I even managed to get hold of about a hundred of them myself -which I later sold on my new website.
Finally, the very last first edition softbacks sold out on my website last year, bringing the story of ‘The Book of Conquests’ to a final end.

Between the jigs and the reels, myself and my family decided to return to Ireland as we were always very homesick and we could just about afford to change our minds despite the fact that we all now had those coveted ‘Green Cards’. At this point I was up to my neck with the next volume of the Conquests trilogy, titled ‘The Silver arm’ and in less than eighteen months I had the entire book ready for print after real backbreaking work, especially with the illustrations which I had made much more complex in style than the work for Conquests.

As with Conquests, there were disappointments with the colour repro and the missing colour printed inside covers which let down the look of the entire work. Aside from that, it was fine and again it sold really well.

The problem, as I discovered later, was not that the book was not selling but that there were very serious allegations from two other artists who had books with Paper Tiger that all was not above board. According to one of the artists affected it was alleged that our books were being run off in huge quantities in Singapore and the Far East and these print runs were not being included in royalties due to be paid to every artist and writer in the publisher’s stable.

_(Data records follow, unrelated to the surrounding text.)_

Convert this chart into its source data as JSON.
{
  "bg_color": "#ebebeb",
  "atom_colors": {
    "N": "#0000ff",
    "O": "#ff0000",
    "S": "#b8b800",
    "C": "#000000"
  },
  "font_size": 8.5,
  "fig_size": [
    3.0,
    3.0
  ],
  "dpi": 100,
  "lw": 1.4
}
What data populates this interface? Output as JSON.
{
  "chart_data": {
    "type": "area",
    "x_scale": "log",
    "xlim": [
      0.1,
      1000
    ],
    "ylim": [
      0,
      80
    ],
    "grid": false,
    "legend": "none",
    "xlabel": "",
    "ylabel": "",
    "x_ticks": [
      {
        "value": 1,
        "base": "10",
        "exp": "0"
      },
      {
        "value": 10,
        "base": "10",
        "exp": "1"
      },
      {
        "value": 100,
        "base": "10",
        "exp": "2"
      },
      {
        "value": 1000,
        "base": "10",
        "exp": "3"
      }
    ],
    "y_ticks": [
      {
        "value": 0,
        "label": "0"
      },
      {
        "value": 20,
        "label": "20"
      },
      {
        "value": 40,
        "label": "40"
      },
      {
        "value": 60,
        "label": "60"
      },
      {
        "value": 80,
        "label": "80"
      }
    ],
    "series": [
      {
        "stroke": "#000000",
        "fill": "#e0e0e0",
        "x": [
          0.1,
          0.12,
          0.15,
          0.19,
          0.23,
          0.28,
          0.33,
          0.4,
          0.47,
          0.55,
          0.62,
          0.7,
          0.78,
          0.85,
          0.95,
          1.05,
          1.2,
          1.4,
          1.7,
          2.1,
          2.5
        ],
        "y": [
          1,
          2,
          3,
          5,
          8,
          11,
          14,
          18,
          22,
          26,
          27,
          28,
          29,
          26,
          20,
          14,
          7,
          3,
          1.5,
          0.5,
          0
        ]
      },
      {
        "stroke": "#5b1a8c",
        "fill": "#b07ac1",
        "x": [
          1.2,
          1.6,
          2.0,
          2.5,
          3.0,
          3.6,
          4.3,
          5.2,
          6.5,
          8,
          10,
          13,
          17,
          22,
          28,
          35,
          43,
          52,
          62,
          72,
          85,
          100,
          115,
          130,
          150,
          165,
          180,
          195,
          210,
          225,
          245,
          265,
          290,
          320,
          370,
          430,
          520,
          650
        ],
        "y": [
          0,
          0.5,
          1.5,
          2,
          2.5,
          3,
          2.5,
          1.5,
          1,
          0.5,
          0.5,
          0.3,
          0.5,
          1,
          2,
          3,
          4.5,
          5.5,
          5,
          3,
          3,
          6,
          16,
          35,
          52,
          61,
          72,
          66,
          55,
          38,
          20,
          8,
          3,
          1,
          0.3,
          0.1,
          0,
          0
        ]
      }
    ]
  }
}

Luckily, I had been paid a decent advance so it did not affect me immediately but any future royalties I depended on and had factored into my earnings simply vanished. Remember I had a family to feed. This was a near catastrophe but somehow I managed to survive and as usual, work through it all and get back to earning enough to look after them all.

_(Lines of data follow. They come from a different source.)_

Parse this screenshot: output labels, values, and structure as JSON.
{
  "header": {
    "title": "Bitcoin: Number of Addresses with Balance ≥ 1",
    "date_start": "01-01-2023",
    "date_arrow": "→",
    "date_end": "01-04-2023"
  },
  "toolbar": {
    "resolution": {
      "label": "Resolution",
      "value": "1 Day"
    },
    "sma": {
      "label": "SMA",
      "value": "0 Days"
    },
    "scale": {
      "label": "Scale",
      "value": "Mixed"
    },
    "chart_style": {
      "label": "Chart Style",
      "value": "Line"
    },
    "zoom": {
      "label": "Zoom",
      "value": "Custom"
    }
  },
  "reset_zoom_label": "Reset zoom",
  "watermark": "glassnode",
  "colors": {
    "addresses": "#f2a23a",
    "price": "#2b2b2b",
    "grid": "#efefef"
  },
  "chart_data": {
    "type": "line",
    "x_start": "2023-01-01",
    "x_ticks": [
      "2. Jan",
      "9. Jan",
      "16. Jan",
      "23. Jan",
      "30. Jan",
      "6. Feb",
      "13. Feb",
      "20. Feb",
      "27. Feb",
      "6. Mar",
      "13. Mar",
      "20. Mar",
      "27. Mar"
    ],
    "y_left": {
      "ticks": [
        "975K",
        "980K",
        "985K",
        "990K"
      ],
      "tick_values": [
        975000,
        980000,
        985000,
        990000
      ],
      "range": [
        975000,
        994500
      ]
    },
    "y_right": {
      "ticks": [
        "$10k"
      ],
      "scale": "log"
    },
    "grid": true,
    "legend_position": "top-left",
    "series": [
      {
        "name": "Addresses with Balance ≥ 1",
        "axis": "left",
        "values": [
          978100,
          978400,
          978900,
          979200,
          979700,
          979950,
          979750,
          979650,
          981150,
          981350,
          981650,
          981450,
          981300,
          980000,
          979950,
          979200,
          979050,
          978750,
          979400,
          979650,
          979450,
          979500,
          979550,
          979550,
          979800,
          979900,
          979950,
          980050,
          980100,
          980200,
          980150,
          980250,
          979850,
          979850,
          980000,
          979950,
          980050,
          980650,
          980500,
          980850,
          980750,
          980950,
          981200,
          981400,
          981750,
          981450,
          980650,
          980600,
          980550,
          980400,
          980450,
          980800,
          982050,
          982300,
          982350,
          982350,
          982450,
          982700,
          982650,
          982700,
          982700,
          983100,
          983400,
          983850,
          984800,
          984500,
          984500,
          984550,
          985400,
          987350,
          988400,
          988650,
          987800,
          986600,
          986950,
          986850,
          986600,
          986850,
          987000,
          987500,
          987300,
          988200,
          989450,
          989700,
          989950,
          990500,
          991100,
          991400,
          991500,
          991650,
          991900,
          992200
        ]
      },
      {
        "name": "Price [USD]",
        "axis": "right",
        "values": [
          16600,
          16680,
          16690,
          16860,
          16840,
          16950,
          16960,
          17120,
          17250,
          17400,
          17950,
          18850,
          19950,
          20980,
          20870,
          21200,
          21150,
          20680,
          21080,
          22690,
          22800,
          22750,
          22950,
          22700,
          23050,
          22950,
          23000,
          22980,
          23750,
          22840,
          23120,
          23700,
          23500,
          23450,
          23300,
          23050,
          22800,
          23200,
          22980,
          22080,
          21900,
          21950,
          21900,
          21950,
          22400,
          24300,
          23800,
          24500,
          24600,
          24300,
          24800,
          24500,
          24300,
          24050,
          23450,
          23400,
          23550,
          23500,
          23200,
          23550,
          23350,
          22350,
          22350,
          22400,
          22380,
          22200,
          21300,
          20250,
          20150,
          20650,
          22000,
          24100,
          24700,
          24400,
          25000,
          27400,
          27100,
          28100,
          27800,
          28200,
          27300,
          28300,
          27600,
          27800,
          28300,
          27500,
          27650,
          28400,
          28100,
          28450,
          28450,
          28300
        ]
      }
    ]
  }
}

Within a year or so, these lurid allegations of impropriety were beginning to be taken seriously by others, and by coincidence Paper Tiger books were closed down, sold to yet another publisher, leaving me owed thousands in unpaid royalties for both books. The harsh reality is that the new UK publishers had no interest in my books, just sold them on, and legally had no obligation to pay me any of the many thousands owed.

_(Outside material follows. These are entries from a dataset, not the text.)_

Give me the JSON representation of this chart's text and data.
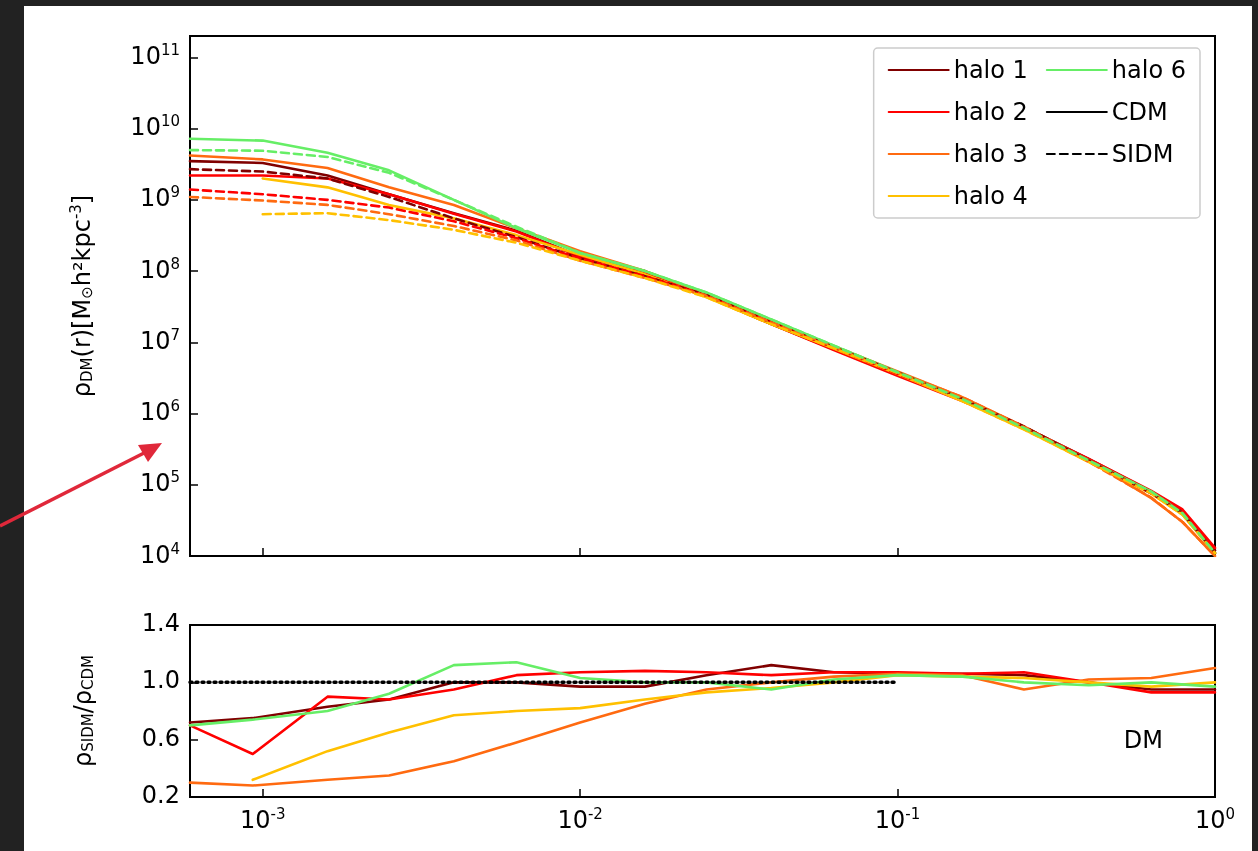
{
  "chart_data": [
    {
      "type": "line",
      "ylabel": "ρ$_{DM}$(r)[M$_{⊙}$h²kpc$^{-3}$]",
      "log": "xy",
      "grid": false,
      "marker": "none",
      "legend": "top right",
      "tick_labels": "y",
      "xlim": [
        0.00059,
        1
      ],
      "xticks": [
        {
          "value": 0.001,
          "label": null
        },
        {
          "value": 0.01,
          "label": null
        },
        {
          "value": 0.1,
          "label": null
        },
        {
          "value": 1,
          "label": null
        }
      ],
      "ylim": [
        10000,
        200000000000
      ],
      "yticks": [
        {
          "value": 10000,
          "label": "10$^{4}$"
        },
        {
          "value": 100000,
          "label": "10$^{5}$"
        },
        {
          "value": 1000000,
          "label": "10$^{6}$"
        },
        {
          "value": 10000000,
          "label": "10$^{7}$"
        },
        {
          "value": 100000000,
          "label": "10$^{8}$"
        },
        {
          "value": 1000000000,
          "label": "10$^{9}$"
        },
        {
          "value": 10000000000,
          "label": "10$^{10}$"
        },
        {
          "value": 100000000000,
          "label": "10$^{11}$"
        }
      ],
      "x": [
        0.00059,
        0.001,
        0.0016,
        0.0025,
        0.004,
        0.0063,
        0.01,
        0.016,
        0.025,
        0.04,
        0.063,
        0.1,
        0.16,
        0.25,
        0.4,
        0.63,
        0.79,
        1
      ],
      "series": [
        {
          "name": "halo 1",
          "color": "#800000",
          "line_style": "solid",
          "values": [
            3500000000,
            3300000000,
            2200000000,
            1200000000,
            650000000,
            370000000,
            160000000,
            100000000,
            45000000,
            18000000,
            8000000,
            3500000,
            1600000,
            650000,
            230000,
            80000,
            42000,
            12000
          ]
        },
        {
          "name": "halo 2",
          "color": "#ff0000",
          "line_style": "solid",
          "values": [
            2200000000,
            2200000000,
            2000000000,
            1200000000,
            640000000,
            360000000,
            160000000,
            95000000,
            44000000,
            18000000,
            7800000,
            3400000,
            1500000,
            640000,
            230000,
            82000,
            45000,
            13000
          ]
        },
        {
          "name": "halo 3",
          "color": "#ff6a10",
          "line_style": "solid",
          "values": [
            4200000000,
            3700000000,
            2800000000,
            1500000000,
            850000000,
            400000000,
            190000000,
            100000000,
            48000000,
            20000000,
            8800000,
            3900000,
            1700000,
            660000,
            220000,
            65000,
            30000,
            10000
          ]
        },
        {
          "name": "halo 4",
          "color": "#ffc000",
          "line_style": "solid",
          "values": [
            null,
            2000000000,
            1500000000,
            850000000,
            550000000,
            320000000,
            170000000,
            90000000,
            43000000,
            18000000,
            8200000,
            3600000,
            1500000,
            600000,
            210000,
            75000,
            38000,
            11000
          ]
        },
        {
          "name": "halo 6",
          "color": "#66ee66",
          "line_style": "solid",
          "values": [
            7200000000,
            6800000000,
            4600000000,
            2600000000,
            1000000000,
            400000000,
            180000000,
            100000000,
            50000000,
            21000000,
            9000000,
            3800000,
            1600000,
            630000,
            220000,
            80000,
            40000,
            11000
          ]
        },
        {
          "name": "CDM",
          "color": "#000000",
          "line_style": "solid",
          "values": [
            null,
            null,
            null,
            null,
            null,
            null,
            null,
            null,
            null,
            null,
            null,
            null,
            null,
            null,
            null,
            null,
            null,
            null
          ]
        },
        {
          "name": "SIDM",
          "color": "#000000",
          "line_style": "dashed",
          "values": [
            null,
            null,
            null,
            null,
            null,
            null,
            null,
            null,
            null,
            null,
            null,
            null,
            null,
            null,
            null,
            null,
            null,
            null
          ]
        },
        {
          "color": "#800000",
          "line_style": "dashed",
          "values": [
            2700000000,
            2500000000,
            2000000000,
            1100000000,
            550000000,
            300000000,
            150000000,
            85000000,
            46000000,
            19000000,
            8600000,
            3800000,
            1600000,
            660000,
            220000,
            76000,
            40000,
            11000
          ]
        },
        {
          "color": "#ff0000",
          "line_style": "dashed",
          "values": [
            1400000000,
            1200000000,
            1000000000,
            780000000,
            500000000,
            290000000,
            150000000,
            85000000,
            45000000,
            19000000,
            8400000,
            3600000,
            1600000,
            640000,
            220000,
            78000,
            41000,
            12000
          ]
        },
        {
          "color": "#ff6a10",
          "line_style": "dashed",
          "values": [
            1100000000,
            980000000,
            850000000,
            630000000,
            430000000,
            270000000,
            140000000,
            80000000,
            45000000,
            19000000,
            8700000,
            3800000,
            1700000,
            650000,
            210000,
            66000,
            30000,
            10000
          ]
        },
        {
          "color": "#ffc000",
          "line_style": "dashed",
          "values": [
            null,
            630000000,
            650000000,
            520000000,
            380000000,
            250000000,
            140000000,
            80000000,
            43000000,
            18000000,
            8300000,
            3700000,
            1500000,
            600000,
            210000,
            76000,
            38000,
            11000
          ]
        },
        {
          "color": "#66ee66",
          "line_style": "dashed",
          "values": [
            5000000000,
            4900000000,
            4000000000,
            2400000000,
            1000000000,
            420000000,
            180000000,
            100000000,
            50000000,
            21000000,
            9000000,
            3800000,
            1600000,
            630000,
            220000,
            80000,
            40000,
            11000
          ]
        }
      ]
    },
    {
      "type": "line",
      "ylabel": "ρ$_{SIDM}$/ρ$_{CDM}$",
      "log": "x",
      "grid": false,
      "marker": "none",
      "annotations": [
        "DM"
      ],
      "xlim": [
        0.00059,
        1
      ],
      "xticks": [
        {
          "value": 0.001,
          "label": "10$^{-3}$"
        },
        {
          "value": 0.01,
          "label": "10$^{-2}$"
        },
        {
          "value": 0.1,
          "label": "10$^{-1}$"
        },
        {
          "value": 1,
          "label": "10$^{0}$"
        }
      ],
      "ylim": [
        0.2,
        1.4
      ],
      "yticks": [
        0.2,
        0.6,
        {
          "value": 1,
          "label": "1.0"
        },
        1.4
      ],
      "x": [
        0.00059,
        0.00093,
        0.0016,
        0.0025,
        0.004,
        0.0063,
        0.01,
        0.016,
        0.025,
        0.04,
        0.063,
        0.1,
        0.16,
        0.25,
        0.4,
        0.63,
        1
      ],
      "series": [
        {
          "color": "#800000",
          "line_style": "solid",
          "values": [
            0.72,
            0.75,
            0.83,
            0.88,
            1.0,
            1.0,
            0.97,
            0.97,
            1.05,
            1.12,
            1.07,
            1.06,
            1.06,
            1.05,
            1.0,
            0.95,
            0.95
          ]
        },
        {
          "color": "#ff0000",
          "line_style": "solid",
          "values": [
            0.7,
            0.5,
            0.9,
            0.88,
            0.95,
            1.05,
            1.07,
            1.08,
            1.07,
            1.05,
            1.07,
            1.07,
            1.06,
            1.07,
            1.0,
            0.93,
            0.93
          ]
        },
        {
          "color": "#ff6a10",
          "line_style": "solid",
          "values": [
            0.3,
            0.28,
            0.32,
            0.35,
            0.45,
            0.58,
            0.72,
            0.85,
            0.95,
            1.0,
            1.04,
            1.06,
            1.05,
            0.95,
            1.02,
            1.03,
            1.1
          ]
        },
        {
          "color": "#ffc000",
          "line_style": "solid",
          "values": [
            null,
            0.32,
            0.52,
            0.65,
            0.77,
            0.8,
            0.82,
            0.88,
            0.93,
            0.96,
            1.0,
            1.05,
            1.04,
            1.03,
            1.0,
            0.97,
            1.0
          ]
        },
        {
          "color": "#66ee66",
          "line_style": "solid",
          "values": [
            0.7,
            0.74,
            0.8,
            0.92,
            1.12,
            1.14,
            1.03,
            1.0,
            1.0,
            0.95,
            1.02,
            1.05,
            1.04,
            1.0,
            0.98,
            1.0,
            0.97
          ]
        },
        {
          "color": "#000000",
          "line_style": "dotted",
          "x": [
            0.00059,
            0.1
          ],
          "values": [
            1,
            1
          ]
        }
      ]
    }
  ]
}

I was still contracted to do a third volume, ‘The Son of the Sun’, and my contract was sold to another less interested publisher who never paid me a red cent so there was no way they were getting the third volume.

There is something desperately wrong with the world when a publisher can go bust, sell on the business, and all the published and unpublished titles to another publisher, without even informing its roster of artists and writers, and the new publisher gets all the copyrights and has absolutely no legal obligation to repay unpaid royalties.

I was so angry at the way it all went that I resolved never to allow anyone ever to publish my books again and as a direct consequence I abandoned the final volume in this trilogy after getting about a quarter of the text finished. It was some of my best writing too so it was pretty devastating to have to walk away from this dream of mine to tell the wonderful story of the earliest inhabitants of this island of Ireland and bring it to a worldwide audience.

But I do I have to be honest too, I am extremely grateful that the first two volumes actually made it to print, my two books were translated to five different languages and sold worldwide, something which I would have found impossible to do at that time, before the wonder that is the internet, opening my work up to a massive worldwide audience which includes many of you.
You win some, you lose some.

The good news is always welcome but often the bad news is not all bad. For me, there’s always that little chink of light I can follow and through it, I find my way forward.
That’s why it is now time to at least finish the text and story of the final volume. Let’s see if I last long enough to actually do a few new paintings for it too.